I talked to the owner of a refrigerated distribution center in Chicago.  He told me his story.  One day when he was a truck driver, he was picking up a load of eggs at a large egg company in rural Indiana.  He asked the owner how much the eggs would cost if he bought them in bulk.  The owner offered them to him for forty-nine cents a dozen, for extra large eggs.  As he made his deliveries at grocery stores in the Chicago area, he asked every store manager if they would buy eggs in bulk from him if he could give them a lower price then they were already paying.  He landed a few accounts before the end of the week.  The next week, he rented a Ryder refrigerated truck, bought a load of eggs, delivered them to his accounts, and the rest, as they say, is history.  He became “the egg man” for many years, until he decided to expand into other types of refrigerated foods.  Before he knew it, he had to hire a driver, then another and another.  Before long, he realized that he also needed his own refrigerated storage place to enable him to continue to buy in bulk.

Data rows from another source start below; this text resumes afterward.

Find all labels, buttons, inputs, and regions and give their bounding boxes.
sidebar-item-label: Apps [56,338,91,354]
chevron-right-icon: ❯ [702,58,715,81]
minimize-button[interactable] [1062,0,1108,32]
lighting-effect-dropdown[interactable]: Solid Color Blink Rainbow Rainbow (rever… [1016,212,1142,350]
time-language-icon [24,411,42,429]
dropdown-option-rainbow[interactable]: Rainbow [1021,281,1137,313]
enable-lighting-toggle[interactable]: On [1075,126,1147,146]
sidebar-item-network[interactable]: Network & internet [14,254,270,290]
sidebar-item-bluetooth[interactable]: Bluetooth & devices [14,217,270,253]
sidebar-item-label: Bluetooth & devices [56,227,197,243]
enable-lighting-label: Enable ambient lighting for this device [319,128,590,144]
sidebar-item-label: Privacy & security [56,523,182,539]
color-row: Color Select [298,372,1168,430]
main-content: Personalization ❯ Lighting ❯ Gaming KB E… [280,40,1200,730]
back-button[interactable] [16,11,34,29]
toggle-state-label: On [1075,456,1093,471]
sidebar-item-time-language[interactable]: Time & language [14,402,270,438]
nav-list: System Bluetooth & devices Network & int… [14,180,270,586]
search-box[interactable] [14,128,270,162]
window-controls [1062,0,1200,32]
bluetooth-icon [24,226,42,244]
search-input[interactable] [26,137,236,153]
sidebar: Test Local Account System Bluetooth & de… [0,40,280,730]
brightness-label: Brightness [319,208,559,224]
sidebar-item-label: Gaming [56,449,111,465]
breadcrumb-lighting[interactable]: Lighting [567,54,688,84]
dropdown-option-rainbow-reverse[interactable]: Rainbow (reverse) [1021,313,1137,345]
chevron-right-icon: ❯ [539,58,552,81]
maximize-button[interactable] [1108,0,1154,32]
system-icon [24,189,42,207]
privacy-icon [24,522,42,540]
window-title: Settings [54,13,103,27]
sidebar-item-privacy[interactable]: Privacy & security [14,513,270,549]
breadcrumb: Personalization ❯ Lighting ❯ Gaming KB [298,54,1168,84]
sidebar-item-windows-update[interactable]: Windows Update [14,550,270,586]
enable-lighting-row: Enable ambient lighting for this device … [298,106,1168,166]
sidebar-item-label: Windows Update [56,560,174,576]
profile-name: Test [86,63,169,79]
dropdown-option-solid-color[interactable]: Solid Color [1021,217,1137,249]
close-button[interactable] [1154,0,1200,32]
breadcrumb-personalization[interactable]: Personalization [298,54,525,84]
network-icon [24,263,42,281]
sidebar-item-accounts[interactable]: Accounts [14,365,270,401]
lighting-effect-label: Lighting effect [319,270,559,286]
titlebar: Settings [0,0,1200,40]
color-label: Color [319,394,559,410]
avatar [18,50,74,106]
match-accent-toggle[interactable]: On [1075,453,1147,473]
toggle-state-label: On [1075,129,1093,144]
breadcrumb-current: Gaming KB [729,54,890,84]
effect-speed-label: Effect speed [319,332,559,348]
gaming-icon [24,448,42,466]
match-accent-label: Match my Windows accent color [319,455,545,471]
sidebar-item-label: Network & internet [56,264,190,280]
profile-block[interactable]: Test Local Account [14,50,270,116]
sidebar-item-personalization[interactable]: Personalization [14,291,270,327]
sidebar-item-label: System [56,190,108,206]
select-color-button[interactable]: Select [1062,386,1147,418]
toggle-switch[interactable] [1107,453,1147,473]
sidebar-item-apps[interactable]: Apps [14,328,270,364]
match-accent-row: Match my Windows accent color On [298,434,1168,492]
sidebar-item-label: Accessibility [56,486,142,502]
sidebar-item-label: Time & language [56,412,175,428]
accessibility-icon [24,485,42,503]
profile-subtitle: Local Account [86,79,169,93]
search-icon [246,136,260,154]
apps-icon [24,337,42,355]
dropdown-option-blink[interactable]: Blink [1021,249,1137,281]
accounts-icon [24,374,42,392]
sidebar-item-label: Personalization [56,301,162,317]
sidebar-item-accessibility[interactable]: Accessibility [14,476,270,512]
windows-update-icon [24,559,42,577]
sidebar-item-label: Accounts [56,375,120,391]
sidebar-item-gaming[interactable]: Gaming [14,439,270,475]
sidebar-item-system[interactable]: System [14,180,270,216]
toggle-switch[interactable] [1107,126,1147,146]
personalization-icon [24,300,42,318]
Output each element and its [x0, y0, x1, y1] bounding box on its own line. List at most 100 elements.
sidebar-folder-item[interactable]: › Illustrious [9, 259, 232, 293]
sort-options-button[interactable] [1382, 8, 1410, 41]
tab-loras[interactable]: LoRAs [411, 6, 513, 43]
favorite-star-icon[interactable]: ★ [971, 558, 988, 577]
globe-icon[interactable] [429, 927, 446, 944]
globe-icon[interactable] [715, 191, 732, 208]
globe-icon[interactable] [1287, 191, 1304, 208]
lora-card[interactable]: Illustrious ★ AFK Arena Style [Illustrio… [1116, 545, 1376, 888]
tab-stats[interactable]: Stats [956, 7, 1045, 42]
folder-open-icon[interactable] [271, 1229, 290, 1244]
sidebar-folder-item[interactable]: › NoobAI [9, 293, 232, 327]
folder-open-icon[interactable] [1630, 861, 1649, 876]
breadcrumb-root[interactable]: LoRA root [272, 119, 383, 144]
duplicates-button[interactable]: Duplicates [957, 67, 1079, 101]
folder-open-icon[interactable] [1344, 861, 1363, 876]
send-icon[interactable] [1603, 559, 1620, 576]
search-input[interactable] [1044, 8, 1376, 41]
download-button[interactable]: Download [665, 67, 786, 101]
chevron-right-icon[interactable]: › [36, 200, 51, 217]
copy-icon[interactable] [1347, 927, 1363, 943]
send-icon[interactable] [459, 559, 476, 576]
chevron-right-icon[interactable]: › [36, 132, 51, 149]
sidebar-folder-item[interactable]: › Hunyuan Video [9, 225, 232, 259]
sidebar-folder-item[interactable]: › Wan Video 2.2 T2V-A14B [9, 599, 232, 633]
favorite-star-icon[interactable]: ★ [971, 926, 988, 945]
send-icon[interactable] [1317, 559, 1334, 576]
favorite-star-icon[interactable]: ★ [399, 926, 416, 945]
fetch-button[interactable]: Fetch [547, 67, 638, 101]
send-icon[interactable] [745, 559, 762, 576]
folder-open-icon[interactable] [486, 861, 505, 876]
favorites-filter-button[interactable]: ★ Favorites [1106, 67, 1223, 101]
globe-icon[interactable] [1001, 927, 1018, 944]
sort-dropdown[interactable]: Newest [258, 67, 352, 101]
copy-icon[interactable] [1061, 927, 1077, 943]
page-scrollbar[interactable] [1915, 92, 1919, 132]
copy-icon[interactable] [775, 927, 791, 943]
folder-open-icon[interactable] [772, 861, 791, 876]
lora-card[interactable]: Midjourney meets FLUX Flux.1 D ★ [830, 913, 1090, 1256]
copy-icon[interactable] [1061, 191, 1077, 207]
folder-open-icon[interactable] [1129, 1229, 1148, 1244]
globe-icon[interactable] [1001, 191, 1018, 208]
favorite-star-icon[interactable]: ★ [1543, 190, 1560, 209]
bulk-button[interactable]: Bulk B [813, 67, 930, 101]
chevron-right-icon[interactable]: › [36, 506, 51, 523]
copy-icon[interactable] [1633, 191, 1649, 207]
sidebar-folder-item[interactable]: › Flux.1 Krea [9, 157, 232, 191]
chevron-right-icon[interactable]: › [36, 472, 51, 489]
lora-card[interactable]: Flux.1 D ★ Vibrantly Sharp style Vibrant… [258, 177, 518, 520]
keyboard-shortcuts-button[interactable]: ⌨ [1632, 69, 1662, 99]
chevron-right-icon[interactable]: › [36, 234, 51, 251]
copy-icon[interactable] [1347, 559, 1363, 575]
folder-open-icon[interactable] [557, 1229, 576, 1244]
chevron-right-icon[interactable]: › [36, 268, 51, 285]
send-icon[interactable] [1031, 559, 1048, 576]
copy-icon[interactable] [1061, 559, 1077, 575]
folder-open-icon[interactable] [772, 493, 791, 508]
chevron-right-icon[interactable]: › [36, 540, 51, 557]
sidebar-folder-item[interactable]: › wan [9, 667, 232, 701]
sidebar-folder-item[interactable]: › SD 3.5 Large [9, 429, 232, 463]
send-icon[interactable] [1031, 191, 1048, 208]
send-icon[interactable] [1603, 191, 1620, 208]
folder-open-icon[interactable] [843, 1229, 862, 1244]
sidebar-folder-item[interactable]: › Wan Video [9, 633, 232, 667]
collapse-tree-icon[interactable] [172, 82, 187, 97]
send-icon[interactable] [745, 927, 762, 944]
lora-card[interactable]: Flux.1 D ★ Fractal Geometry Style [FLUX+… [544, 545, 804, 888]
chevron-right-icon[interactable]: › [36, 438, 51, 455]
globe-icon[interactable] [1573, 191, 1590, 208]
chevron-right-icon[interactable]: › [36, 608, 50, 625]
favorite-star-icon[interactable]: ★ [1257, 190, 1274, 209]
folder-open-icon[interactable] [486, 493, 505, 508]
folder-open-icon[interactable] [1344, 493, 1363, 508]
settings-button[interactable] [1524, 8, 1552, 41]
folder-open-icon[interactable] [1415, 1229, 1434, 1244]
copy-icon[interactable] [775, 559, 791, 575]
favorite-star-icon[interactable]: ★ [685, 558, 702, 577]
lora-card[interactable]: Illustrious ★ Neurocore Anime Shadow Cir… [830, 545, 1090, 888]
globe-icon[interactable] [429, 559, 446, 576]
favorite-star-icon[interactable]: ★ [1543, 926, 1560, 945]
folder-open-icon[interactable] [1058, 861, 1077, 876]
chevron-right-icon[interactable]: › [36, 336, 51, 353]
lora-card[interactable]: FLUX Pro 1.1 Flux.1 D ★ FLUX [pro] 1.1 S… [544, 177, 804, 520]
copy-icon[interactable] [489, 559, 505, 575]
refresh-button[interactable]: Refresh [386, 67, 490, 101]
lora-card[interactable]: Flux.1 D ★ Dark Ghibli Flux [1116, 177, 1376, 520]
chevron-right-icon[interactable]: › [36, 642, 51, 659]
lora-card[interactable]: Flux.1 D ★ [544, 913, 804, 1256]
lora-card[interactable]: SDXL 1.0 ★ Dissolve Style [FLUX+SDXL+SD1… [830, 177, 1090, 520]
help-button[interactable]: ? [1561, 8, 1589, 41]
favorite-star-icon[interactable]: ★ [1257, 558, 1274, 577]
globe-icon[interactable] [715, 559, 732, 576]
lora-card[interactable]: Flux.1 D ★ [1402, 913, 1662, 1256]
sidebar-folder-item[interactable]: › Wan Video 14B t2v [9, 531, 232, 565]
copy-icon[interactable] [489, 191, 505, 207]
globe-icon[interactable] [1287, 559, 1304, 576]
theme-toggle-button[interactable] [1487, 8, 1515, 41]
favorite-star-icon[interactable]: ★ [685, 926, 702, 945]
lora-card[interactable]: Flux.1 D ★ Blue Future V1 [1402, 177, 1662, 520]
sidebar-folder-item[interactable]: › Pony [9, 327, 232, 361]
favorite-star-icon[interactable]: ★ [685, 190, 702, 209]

Another ex-driver I know got sick and tired of running OTR so he bought a dump truck and got into hauling gravel locally.  Soon after, he landed an hourly gig with a major asphalt company.  He soon realized that the money was about the same, except the cost of fuel was way lower running locally.  He saved his money and bought another dump truck, then another.  He now owns a local company with about 20 trucks and has another twenty or so owner operators working for him.

One company owner I met told me how he started with just a contract.  He was a part-time agent and didn’t own a single truck when he offered his trucking services to a major shipper.  He sent them a rate quote, they agreed, and, with the help of an attorney, he wrote a contract, which they signed, guaranteeing him a steady stream of freight.  With that contract in hand, he was able to secure financing for all he needed.

The whole trucking industry is full of success stories like these.  I know some of you must be thinking, “What about the ones that fail?”  It’s true, trucking companies die as fast as they are born sometimes.  Some blame it on the economy, the price of fuel or something else, but I think any business that fails did so because the owner did something wrong, made a mistake or didn’t learn something that he/she should have.  So, if you are thinking about getting into it from this perspective, I suggest that you do your homework.  Talk to other successful people.  Hire experienced people, get an accountant who is experienced in trucking, keep good records and always make constant improvements.

And, most importantly, stay out of debt.  Debt is probably the single biggest killer of any business.  However you do it, I recommend that you pay cash for your first truck (and every truck thereafter) if possible.  You can get a decent used semi-truck for about $15,000 or a straight truck for about $5,000.  When you don’t have debt, you can easily weather any storm.  Save as much money as you can.  Ask your accountant about write-offs and use them for all they are worth.  Practice good customer service and they will come back for more.  Now, get out there and make it happen.  You can do it.  You can still get rich driving a truck!